Bega performing in 1999, the year “Mambo No. 5” was released.

From Ullstein Bild/Getty Images.

Before he took on a mambo-fied stage name, Lou Bega was David Lubega, son of a Ugandan father and Sicilian mother raised mostly in Munich. As a teenager, Bega hoped to break into the music industry as a rapper, and his smooth, gravelly voice can be heard on the 1997 beachy dance track “Let’s Come Together” by Balibu. “Up and down, down and up / Yeah that’s a summertime cut for those who like to shake butt,” Bega rapped. It was a one-song project that quickly faded away.

“[Bega] had a good voice, and he is a kind person,” said Goar Biesenkamp, a German music producer and manager who worked with Bega beginning in the late ’90s. “At the time there were a lot of rappers who said, ‘No, I’m doing my thing.’ But Lou Bega said, ‘Okay, if I have any chance to make money in music, I will do it.’”

The instrumental “Mambo No. 5” was written 70 years ago, in 1949, by Cuban composer and bandleader Pérez Prado. Prado is regarded as a pioneer in the mambo wave that swept the United States in the early 1950s. “Mambo was one of the peak 20th-century cultural achievements, in any country,” said Ned Sublette, a musician and author of Cuba and Its Music: From the First Drums to the Mambo. Bega’s version, Sublette said, is not a mambo.

Still, a sample of the punchy brass riff from Prado’s mambo became a foundation for Bega’s pop hit, though how it was rediscovered is a matter of dispute. According to Michael Boettcher and Goetz von Einem, who both work for “Mambo No. 5” rights-holder Peermusic, the 1949 track was featured on a CD full of samples from their back catalog, a common way for music publishing companies to reintroduce their songs to producers and songwriters.

Biesenkamp told me that he didn’t find the sample on Peermusic’s promotional materials, but rather as he was developing a new Latin sound for Bega. In Biesenkamp’s telling, he discovered the Prado song in a carton of CDs from a German record executive who was looking for Latin tracks for the 1998 romantic-comedy film Das merkwürdige Verhalten geschlechtsreifer Großstädter zur Paarungszeit (English title: Love Scenes From Planet Earth). Biesenkamp said Bega’s song was not uptempo enough to be selected for the film.

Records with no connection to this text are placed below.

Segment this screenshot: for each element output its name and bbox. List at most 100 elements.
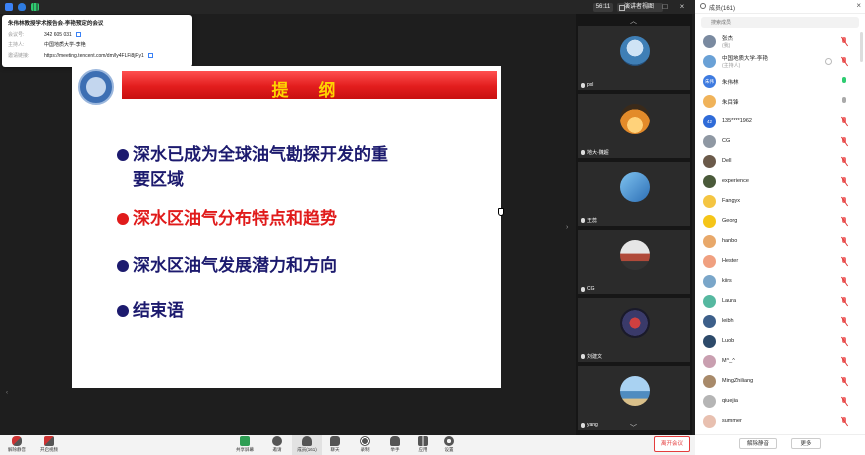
record-button[interactable]: 录制 bbox=[350, 435, 380, 455]
bullet-dot-icon bbox=[117, 305, 129, 317]
microphone-muted-icon[interactable] bbox=[841, 37, 847, 47]
member-list-item[interactable]: MingZhiliang bbox=[695, 372, 865, 392]
member-role: (我) bbox=[722, 43, 731, 49]
member-list-item[interactable]: Hester bbox=[695, 252, 865, 272]
share-screen-button[interactable]: 共享屏幕 bbox=[230, 435, 260, 455]
member-list-item[interactable]: 中国地质大学-李艳 (主持人) bbox=[695, 52, 865, 72]
invite-button[interactable]: 邀请 bbox=[262, 435, 292, 455]
member-list-item[interactable]: Laura bbox=[695, 292, 865, 312]
avatar bbox=[703, 415, 716, 428]
member-list-item[interactable]: qiuejia bbox=[695, 392, 865, 412]
left-scroll-arrow-icon[interactable]: ‹ bbox=[6, 390, 8, 396]
record-icon bbox=[360, 436, 370, 446]
video-tile[interactable]: CG bbox=[578, 230, 690, 294]
member-name: Luob bbox=[722, 338, 735, 344]
member-list-item[interactable]: Georg bbox=[695, 212, 865, 232]
more-button[interactable]: 更多 bbox=[791, 438, 821, 449]
microphone-muted-icon[interactable] bbox=[841, 337, 847, 347]
member-list-item[interactable]: experience bbox=[695, 172, 865, 192]
avatar bbox=[703, 335, 716, 348]
member-name: 朱伟林 bbox=[722, 80, 739, 86]
microphone-muted-icon[interactable] bbox=[841, 397, 847, 407]
member-list-item[interactable]: 朱目锋 bbox=[695, 92, 865, 112]
member-list-item[interactable]: kiirs bbox=[695, 272, 865, 292]
shield-icon[interactable] bbox=[18, 3, 26, 11]
member-search-input[interactable] bbox=[701, 17, 859, 28]
video-tile[interactable]: 刘建文 bbox=[578, 298, 690, 362]
bullet-dot-icon bbox=[117, 213, 129, 225]
microphone-muted-icon[interactable] bbox=[841, 257, 847, 267]
avatar bbox=[703, 55, 716, 68]
microphone-muted-icon[interactable] bbox=[841, 237, 847, 247]
microphone-muted-icon[interactable] bbox=[841, 297, 847, 307]
maximize-icon[interactable]: □ bbox=[659, 1, 671, 13]
microphone-muted-icon[interactable] bbox=[841, 317, 847, 327]
meeting-timer: 56:11 bbox=[593, 3, 613, 12]
close-icon[interactable]: × bbox=[676, 1, 688, 13]
copy-icon[interactable] bbox=[75, 32, 81, 38]
member-list-item[interactable]: CG bbox=[695, 132, 865, 152]
member-list-item[interactable]: Fangyx bbox=[695, 192, 865, 212]
signal-icon[interactable] bbox=[31, 3, 39, 11]
view-mode-dropdown[interactable]: 演讲者视图 bbox=[617, 3, 663, 12]
raise-hand-button[interactable]: 举手 bbox=[380, 435, 410, 455]
member-list-item[interactable]: leibh bbox=[695, 312, 865, 332]
scroll-down-icon[interactable]: ﹀ bbox=[630, 423, 637, 433]
microphone-muted-icon[interactable] bbox=[841, 177, 847, 187]
video-tile[interactable]: pxl bbox=[578, 26, 690, 90]
microphone-icon[interactable] bbox=[841, 97, 847, 107]
microphone-muted-icon bbox=[12, 436, 22, 446]
member-name: Hester bbox=[722, 258, 739, 264]
microphone-muted-icon[interactable] bbox=[841, 137, 847, 147]
slide-bullet-4: 结束语 bbox=[117, 299, 184, 324]
microphone-muted-icon[interactable] bbox=[841, 417, 847, 427]
settings-button[interactable]: 设置 bbox=[434, 435, 464, 455]
member-list-item[interactable]: 42 135****1962 bbox=[695, 112, 865, 132]
chat-icon bbox=[330, 436, 340, 446]
leave-meeting-button[interactable]: 离开会议 bbox=[654, 436, 690, 452]
unmute-button[interactable]: 解除静音 bbox=[2, 435, 32, 455]
member-list-item[interactable]: M^_^ bbox=[695, 352, 865, 372]
scroll-up-icon[interactable]: ︿ bbox=[630, 16, 637, 26]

But Bega, through a spokesperson, said that he first heard the original “Mambo No. 5” during a prior visit to Miami. In Bega’s account, his musical collaborator, Zippy Davids, “found [the Prado] record in a vinyl store in Munich, brought it to the studio showed it to me and I naturally and instantly recognized its beauty while freestyling the first verse on it. He sampled the right part, looped it and we rough-recorded the first demo of the hit,” Bega said. (The song later landed Bega in a seven-year legal battle with Prado’s estate; a German court ended it in 2008 with a ruling that declared Prado the cowriter of Bega’s “Mambo No. 5.”)

Both Bega and Biesenkamp agree, at least, that Biesenkamp then brought the idea to Peter Meisel, a late, well-known German record executive who recognized the new song’s potential to crack the Top 40.

The song was finally taken to Andy Selleneit, then the managing director for record label BMG Berlin. “I can tell you exactly my emotions after 10 seconds. I thought, Oh it’s swing. I don’t like swing,” Selleneit told me. “After 20 seconds, I thought it’s a hit. After one minute, I was sure it was a hit. After two minutes, I pressed the stop button and said, ‘That’s a huge hit.’”

The new “Mambo No. 5” was indeed a hit. The track rocketed to prominence in Europe, and in his native Germany, Bega celebrated his arrival with a rousing performance on the most popular TV show at the time, Wetten, Dass.

The German-born singer wondered for a time whether his 1999 novelty hit was a blessing or a curse—but the crowds still ask for it, and he’s happy to deliver.